We'll scroll down and find the latest stable version of Nginx. Scroll down, and we can see here's the command they do to start Nginx. Let's go ahead and paste this at the end of our Docker file here. We'll replace Nginx with our executable path here.
We also see they're exposing port 80 and 443. Let's go ahead and add that to our file. You notice one other thing they're doing here is forwarding requests to their logs to terminal outputs. Let's go ahead and copy these lines.
The only thing I'm not sure of, there are all these paths for var/log/nginx, and since this is a custom fork of Nginx, let's see if these exist. Let's go to cd var/log. We can see there's no Nginx folder here.
The second place I would check is the installable paths. Let's go back to here. We can see there's a logs directory within here. Let's go into there. We can see here's the access log and the error log. This is the correct directory.
Let's go ahead and replace the var/log/nginx location with our custom path. Now this should be a valid Docker file. Let's go ahead and paste the from, all the way down to the cmd line. Let's exit our running container here and make a Tengine folder.
We'll go into it and create a new file called Docker file. We'll paste the contents of the commands from Notepad into our Docker file here and save the file. Next, we will build our Docker image. Let's run docker build -g, followed by the name of our image.
I'm going to use my name here, followed by /tengine.
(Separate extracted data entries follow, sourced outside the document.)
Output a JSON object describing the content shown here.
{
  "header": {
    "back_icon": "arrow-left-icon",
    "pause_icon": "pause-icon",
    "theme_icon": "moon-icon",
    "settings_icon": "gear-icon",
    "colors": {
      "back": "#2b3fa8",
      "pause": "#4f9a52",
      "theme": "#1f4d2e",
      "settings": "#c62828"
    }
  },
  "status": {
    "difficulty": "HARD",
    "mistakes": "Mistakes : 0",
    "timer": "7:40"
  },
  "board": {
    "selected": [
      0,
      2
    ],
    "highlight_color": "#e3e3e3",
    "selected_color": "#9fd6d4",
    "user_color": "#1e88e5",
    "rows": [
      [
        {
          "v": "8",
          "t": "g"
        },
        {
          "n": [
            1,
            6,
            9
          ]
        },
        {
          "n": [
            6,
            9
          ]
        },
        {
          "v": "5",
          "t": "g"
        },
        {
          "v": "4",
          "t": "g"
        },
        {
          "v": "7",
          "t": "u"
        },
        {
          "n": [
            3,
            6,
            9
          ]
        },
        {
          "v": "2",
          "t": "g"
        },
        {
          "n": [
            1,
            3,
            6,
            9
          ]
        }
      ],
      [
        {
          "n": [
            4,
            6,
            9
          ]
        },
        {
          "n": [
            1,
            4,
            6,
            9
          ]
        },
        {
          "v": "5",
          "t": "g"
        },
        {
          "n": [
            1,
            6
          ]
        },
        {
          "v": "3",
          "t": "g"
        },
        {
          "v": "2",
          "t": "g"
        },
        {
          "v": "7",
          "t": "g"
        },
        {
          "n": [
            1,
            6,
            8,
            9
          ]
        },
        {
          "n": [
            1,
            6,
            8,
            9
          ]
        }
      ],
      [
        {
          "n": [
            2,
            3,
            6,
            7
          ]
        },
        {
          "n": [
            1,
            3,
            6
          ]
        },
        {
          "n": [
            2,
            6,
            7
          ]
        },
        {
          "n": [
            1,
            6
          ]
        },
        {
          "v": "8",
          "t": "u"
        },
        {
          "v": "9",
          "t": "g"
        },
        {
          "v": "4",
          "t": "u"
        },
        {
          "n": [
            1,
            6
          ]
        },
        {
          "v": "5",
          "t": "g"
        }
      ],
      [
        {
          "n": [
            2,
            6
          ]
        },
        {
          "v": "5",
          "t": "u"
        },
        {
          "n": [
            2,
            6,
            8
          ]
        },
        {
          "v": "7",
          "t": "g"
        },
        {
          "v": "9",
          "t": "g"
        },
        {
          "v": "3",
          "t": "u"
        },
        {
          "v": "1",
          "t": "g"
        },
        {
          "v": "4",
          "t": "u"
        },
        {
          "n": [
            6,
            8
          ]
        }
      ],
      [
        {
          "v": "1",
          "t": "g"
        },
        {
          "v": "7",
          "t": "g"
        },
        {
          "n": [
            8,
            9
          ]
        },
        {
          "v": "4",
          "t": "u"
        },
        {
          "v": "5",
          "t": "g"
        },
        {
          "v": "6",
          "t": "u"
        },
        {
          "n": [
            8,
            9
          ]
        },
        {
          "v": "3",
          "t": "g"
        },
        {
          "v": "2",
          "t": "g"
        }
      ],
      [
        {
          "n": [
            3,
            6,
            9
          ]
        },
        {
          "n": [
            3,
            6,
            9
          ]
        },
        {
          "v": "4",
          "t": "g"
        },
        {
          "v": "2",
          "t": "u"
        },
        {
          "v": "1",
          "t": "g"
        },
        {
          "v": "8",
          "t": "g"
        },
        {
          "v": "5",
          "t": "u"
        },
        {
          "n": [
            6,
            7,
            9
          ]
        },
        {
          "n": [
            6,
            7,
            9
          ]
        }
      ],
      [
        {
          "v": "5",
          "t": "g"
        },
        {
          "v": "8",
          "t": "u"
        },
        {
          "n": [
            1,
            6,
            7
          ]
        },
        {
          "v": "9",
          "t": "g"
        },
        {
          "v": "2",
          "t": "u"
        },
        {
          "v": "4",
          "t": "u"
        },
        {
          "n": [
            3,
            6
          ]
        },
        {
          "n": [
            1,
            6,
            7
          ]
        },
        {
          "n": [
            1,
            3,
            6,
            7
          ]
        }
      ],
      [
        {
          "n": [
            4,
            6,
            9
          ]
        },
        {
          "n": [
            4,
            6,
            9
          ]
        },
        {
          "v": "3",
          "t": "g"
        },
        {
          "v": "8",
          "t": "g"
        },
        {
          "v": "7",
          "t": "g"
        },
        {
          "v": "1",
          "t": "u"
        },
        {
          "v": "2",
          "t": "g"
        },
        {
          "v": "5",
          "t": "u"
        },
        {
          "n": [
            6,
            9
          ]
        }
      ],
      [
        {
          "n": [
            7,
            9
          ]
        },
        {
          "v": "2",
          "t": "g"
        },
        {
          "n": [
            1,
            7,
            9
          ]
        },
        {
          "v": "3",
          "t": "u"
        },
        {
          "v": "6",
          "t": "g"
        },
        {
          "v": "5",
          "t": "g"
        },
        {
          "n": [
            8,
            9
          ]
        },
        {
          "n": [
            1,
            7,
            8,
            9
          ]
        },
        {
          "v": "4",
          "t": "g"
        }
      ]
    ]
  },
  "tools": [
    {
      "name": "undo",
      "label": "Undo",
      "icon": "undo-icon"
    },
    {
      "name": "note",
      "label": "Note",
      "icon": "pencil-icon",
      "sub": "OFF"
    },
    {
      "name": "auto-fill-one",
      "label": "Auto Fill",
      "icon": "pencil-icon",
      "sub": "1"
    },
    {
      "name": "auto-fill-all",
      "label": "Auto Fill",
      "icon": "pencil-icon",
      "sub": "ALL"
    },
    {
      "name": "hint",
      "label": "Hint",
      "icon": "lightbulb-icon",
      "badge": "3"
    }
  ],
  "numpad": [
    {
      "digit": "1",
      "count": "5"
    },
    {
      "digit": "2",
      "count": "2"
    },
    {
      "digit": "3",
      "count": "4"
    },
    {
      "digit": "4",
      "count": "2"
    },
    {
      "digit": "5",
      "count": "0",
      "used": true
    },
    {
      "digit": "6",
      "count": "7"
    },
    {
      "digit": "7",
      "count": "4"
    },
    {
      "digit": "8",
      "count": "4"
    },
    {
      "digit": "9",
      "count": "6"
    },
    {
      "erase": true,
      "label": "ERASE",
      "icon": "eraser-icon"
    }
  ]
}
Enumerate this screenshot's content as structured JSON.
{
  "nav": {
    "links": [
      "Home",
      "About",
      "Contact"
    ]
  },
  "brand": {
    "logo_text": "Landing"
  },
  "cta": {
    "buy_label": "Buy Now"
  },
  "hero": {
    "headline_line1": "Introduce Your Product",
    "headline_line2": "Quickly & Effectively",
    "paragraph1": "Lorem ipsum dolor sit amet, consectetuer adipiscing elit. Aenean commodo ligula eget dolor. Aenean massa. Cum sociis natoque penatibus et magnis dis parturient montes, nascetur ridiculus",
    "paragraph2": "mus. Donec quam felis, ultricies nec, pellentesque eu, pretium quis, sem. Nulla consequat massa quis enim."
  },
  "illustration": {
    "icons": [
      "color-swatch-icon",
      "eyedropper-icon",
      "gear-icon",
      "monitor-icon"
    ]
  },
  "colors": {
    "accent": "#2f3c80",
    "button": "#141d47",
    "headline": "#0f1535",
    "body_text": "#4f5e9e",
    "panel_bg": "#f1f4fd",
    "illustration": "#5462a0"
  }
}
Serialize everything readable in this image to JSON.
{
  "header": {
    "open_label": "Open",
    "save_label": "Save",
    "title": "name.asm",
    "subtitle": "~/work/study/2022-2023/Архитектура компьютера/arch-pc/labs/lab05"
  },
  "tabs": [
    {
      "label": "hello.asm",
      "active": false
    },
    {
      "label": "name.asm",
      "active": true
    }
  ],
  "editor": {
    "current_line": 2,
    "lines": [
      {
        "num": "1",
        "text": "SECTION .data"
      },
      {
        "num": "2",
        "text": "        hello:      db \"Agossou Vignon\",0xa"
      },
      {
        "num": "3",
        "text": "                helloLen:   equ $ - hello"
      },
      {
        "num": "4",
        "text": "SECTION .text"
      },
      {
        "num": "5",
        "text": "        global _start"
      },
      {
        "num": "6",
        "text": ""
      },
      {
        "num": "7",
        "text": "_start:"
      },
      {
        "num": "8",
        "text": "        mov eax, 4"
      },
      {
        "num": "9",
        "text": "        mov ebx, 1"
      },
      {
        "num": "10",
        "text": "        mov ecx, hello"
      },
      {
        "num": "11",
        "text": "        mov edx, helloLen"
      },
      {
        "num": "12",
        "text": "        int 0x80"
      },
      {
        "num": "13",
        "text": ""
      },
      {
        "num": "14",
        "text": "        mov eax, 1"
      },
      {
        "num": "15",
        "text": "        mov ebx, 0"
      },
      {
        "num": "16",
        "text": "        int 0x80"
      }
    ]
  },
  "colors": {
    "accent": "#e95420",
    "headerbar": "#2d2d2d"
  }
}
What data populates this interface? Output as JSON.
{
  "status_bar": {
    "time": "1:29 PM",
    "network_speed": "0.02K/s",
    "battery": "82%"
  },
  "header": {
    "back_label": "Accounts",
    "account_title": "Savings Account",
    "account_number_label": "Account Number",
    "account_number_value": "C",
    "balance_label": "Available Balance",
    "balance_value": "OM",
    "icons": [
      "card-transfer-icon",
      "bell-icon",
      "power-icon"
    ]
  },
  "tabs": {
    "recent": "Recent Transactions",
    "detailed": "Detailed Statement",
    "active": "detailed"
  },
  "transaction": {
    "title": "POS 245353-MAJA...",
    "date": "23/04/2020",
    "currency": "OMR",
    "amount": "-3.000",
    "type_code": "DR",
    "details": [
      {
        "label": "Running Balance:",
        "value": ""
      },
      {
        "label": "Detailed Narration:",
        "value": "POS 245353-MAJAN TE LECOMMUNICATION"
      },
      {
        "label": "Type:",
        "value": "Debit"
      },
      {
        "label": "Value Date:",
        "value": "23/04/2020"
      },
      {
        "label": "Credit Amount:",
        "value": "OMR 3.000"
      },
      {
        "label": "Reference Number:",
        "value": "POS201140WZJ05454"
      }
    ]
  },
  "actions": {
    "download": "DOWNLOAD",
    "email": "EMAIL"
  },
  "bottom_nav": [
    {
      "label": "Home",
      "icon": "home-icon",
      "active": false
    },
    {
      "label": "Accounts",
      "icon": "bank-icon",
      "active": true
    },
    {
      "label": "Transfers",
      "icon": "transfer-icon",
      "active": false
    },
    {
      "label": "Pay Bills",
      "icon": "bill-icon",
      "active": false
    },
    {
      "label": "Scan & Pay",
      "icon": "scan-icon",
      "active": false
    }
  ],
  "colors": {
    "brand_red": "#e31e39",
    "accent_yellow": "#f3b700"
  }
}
I'm going to tag this with the version, which I know is 2.2.0, and then space and a dot. What this will do is run all of those commands in succession, and save it into a custom Docker image. If you had any errors building your Docker image, double check your Docker file for typos or errors.
It looks like our image has built successfully. Let's verify by running docker images. We can now see our image, along with the tag and the size. Let's run a container from our new image by typing docker run. Let's expose port 8000 on our host to port 80 in the container, and the name of the image, which is /tengine:2.2.0.
Let's open a new window and check out localhost:8000. We can see "Welcome to Tengine success page" and an access log to output. We know everything is running successfully.